Americans collectively check their smartphone 8 billion times a day — so how would we manage if we lost it?

Cloud service company MiMedia surveyed 1,120 people to find out the answer, and the results are surprising.

74 percent of surveyed Americans said they'd rather a thief break into their home than hack their smartphone.© Mike Segar / Reuters / REUTERS

Of those surveyed, 26 percent said they would travel more than 100 miles to retrieve a lost phone.

One-third said they would pay a stranger as much as $50 to get their phone back, while 21 percent said they would pay up to $100. Four percent of respondents even said they would pay "any amount" to get their phone back, even if it came close to the cost of buying a new one.

In fact, those smartphones are so precious that 14 percent admitted to checking their phone before they check on their children first thing in the morning.

An astonishing 74 percent also said they'd rather a thief break into their home instead of their smartphone or cloud storage platform.

When it comes to managing media, almost half of respondents confessed to having to delete photos, videos and music to clear up more space on their device.

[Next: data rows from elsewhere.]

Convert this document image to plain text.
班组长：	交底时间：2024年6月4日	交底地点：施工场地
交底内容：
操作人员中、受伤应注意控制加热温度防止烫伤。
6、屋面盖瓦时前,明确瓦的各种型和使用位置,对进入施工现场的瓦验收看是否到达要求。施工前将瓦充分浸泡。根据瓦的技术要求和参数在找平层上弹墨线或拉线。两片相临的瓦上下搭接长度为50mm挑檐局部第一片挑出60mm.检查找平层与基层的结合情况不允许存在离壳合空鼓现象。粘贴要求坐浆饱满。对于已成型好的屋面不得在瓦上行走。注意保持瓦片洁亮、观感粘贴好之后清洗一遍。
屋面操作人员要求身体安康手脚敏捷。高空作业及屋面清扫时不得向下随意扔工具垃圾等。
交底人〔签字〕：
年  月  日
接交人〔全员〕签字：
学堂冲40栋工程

Perhaps the scariest statistic of all: Only one-quarter of respondents said they would be able to retrieve 100 percent of the content on their phone if it was lost or damaged. Of those surveyed, 14 percent said they wouldn't be able to retrieve any content.

Our behavior doesn't seem to be getting any better: A previous MiMedia survey confirmed what we already knew: 69 percent of people use their phone while on the toilet (and one-quarter of them dropped their phone in it).